Hence the title. One must, shortly after arrival, name the animal to be transformed into if you fail at romantic partnership. Most people, it seems, pick dogs – lovable, loyal, warm companions. Our new hero/victim (Farrell) picks the lobster as his animal. Why? The extreme longevity of the crustacean and his aristocratic stature among sea creatures. If you’re among those of us who might tend to point out the creature’s lack of gymnastic evasive skills and its frequent tendency to rendezvous with boiling water and drawn butter, the movie convinces you to stop being such a wise guy and just play along.

It is that animal transformation, in fact, that explains the film’s stunning opening scene. Without explanation, we see a woman drive to a farm, search out one particularly beautiful horse grazing in the grass and, for no apparent reason, shoot it dead.

An ex-husband, no doubt, we figure later.

In the fascinating first half of “The Lobster,” you’re introduced to the operation of the hotel where mating is virtually commanded. It is a maze of customs and rules, both social and administrative. To pair up under the gun, people feign the characteristics of others of the opposite sex to ingratiate themselves – a penchant for nosebleeds, say, or a complete lack of empathy for others. Some of the dramatic results are stunning to watch.

Our hero, when romance fails, becomes a loner in the woods and, sure enough, it’s there he finds a woman who is almost a perfect companion for him. But among the loners, you see, couple behavior is as verboten as long-term single behavior is among those to be paired off. In other words, no sex in the woods, no romantic affection either or else you get something called a “red kiss.”

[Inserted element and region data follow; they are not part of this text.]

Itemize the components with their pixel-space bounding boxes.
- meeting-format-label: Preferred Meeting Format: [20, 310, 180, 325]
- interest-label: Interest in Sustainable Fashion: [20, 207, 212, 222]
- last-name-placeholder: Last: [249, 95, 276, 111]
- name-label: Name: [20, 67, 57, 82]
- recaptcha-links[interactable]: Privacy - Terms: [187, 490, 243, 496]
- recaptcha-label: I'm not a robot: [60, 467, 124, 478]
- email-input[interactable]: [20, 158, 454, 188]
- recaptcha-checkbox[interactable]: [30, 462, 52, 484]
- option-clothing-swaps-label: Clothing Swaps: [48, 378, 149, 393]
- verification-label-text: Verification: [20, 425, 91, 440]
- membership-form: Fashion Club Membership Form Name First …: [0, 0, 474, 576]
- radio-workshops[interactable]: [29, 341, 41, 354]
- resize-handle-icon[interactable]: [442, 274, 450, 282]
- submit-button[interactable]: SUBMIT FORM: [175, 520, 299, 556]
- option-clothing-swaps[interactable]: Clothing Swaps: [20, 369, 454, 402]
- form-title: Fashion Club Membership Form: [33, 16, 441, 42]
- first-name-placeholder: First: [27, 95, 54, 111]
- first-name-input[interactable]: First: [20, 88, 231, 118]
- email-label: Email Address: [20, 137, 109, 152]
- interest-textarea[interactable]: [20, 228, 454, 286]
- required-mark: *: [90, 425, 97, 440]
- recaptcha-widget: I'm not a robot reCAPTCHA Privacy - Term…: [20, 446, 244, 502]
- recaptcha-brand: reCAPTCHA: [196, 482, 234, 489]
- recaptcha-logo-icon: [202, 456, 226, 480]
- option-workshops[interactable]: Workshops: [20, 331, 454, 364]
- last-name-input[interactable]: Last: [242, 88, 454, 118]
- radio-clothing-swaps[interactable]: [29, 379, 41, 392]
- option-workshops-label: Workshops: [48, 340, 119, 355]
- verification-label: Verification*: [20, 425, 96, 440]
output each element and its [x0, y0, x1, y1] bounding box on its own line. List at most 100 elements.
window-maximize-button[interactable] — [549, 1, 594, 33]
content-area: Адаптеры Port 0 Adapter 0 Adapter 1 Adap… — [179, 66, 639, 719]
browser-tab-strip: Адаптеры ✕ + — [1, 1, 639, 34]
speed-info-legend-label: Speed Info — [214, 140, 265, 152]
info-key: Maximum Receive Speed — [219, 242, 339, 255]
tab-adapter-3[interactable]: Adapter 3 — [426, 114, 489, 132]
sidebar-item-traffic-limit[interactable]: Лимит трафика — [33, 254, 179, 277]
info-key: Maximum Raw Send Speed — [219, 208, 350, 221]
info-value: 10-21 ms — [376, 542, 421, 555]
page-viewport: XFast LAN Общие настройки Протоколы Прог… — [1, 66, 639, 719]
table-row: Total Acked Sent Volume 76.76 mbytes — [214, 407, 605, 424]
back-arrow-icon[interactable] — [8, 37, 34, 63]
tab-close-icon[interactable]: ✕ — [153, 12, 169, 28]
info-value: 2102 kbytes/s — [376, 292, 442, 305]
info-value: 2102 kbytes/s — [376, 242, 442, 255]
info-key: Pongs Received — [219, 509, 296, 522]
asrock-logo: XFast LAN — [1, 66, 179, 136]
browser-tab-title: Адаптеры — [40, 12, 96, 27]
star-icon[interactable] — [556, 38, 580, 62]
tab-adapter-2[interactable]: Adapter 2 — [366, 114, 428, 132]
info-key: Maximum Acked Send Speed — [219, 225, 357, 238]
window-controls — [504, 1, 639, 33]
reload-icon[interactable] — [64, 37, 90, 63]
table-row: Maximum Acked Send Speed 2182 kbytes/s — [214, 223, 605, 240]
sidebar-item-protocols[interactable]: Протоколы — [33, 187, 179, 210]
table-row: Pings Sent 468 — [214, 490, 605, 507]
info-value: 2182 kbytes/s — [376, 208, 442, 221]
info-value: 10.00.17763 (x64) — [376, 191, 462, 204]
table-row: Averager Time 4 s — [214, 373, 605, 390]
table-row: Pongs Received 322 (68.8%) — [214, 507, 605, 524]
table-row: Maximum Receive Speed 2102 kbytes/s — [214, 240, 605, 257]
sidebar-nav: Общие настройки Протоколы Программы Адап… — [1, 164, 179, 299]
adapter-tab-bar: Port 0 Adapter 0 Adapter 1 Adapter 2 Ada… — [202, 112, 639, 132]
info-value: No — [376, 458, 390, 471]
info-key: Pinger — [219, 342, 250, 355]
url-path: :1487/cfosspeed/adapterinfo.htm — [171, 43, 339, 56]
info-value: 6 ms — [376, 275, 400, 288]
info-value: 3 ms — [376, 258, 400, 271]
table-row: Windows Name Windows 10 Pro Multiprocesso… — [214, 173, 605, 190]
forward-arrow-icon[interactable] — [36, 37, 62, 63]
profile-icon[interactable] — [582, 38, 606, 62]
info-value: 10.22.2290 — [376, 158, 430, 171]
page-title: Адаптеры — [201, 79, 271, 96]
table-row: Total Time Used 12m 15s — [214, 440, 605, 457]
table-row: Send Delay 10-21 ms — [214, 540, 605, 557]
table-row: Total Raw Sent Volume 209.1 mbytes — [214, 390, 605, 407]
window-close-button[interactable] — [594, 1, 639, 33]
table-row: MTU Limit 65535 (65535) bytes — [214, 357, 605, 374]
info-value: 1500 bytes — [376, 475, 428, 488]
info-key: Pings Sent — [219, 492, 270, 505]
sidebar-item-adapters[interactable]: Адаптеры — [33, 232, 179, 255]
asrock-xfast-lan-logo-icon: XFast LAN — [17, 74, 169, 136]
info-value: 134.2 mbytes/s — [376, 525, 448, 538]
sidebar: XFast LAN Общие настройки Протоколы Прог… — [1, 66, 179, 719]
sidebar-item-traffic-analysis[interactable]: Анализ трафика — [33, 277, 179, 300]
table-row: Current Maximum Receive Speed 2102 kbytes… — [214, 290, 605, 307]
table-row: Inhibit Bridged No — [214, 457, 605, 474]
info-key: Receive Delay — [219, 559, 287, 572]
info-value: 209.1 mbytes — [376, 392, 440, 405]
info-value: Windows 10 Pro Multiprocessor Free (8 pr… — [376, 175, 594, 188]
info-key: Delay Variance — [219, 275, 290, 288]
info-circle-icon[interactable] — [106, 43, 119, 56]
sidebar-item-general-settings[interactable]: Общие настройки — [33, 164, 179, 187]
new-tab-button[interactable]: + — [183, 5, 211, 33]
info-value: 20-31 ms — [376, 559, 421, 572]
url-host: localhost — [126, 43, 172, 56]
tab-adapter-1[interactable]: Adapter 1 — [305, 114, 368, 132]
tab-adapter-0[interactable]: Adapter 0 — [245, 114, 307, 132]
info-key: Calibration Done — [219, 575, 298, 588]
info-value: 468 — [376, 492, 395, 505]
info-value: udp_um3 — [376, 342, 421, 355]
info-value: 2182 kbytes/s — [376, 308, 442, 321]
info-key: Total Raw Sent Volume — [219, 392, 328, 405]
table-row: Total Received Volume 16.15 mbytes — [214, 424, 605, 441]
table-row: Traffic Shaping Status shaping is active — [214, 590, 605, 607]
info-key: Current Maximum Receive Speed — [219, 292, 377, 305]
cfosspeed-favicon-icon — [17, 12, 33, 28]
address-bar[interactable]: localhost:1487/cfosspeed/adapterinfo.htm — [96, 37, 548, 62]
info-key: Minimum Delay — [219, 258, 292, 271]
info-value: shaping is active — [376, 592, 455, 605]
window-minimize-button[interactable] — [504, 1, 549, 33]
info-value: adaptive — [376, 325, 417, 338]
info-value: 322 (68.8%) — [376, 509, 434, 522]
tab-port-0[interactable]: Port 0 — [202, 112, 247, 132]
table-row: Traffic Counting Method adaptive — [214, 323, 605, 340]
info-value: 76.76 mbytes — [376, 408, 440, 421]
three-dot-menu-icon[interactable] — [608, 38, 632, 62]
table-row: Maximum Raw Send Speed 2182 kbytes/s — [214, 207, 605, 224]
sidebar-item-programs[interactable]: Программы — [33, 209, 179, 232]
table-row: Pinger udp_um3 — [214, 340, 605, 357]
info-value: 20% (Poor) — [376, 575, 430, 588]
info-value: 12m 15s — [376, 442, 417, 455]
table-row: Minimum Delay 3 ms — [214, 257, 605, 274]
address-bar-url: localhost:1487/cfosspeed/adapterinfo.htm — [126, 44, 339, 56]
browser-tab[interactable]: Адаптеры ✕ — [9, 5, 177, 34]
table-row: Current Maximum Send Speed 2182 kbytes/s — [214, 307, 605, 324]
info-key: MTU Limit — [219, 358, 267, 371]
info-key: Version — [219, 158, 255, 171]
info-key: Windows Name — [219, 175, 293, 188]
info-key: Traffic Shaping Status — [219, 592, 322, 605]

It is life among the loners where “The Lobster” falls apart. What was once absorbing becomes aimless and slack and, as far as I’m concerned, lost before the ending.

So odd is “The Lobster” that it is natural to grasp for precedent somewhere – cinematic, literary, whatever. When our hero/victim is assigned to stay in Room 101, you don’t have to be a genius to remember Orwell’s Room 101 in “1984,” the torture room where you must endure the one thing one fears the most in life. As well, the general climate of writer J.G. Ballard seems similar to the goings on in “The Lobster.”

Throw in the films of Luis Bunuel too, as precedents for its deadpan tone.

Despite so much satiric intent, very little of this is funny. We don’t want to laugh at this world, we desperately want to discover ways to triumph over it.

The movie offers us something else entirely – so little that it comes perilously close to nothing.

What must be said though is that the mixture of so much invention and so much weirdness with so much nothing is bound to stay in your head for a while.

Memorability is something. Maybe it’s even a recommendation.



3 stars (Out of four)

Title: “The Lobster”

Starring: Colin Farrell, Rachel Weisz, Lea Seydoux, John C. Reilly, Ben Whishaw

Director: Yorgos Lanthimos

Running time: 118 minutes

Rating: R for sexual content, frank dialogue and some violence.

The Lowdown: In a dystopian future, love is compulsory and singles are hunted down.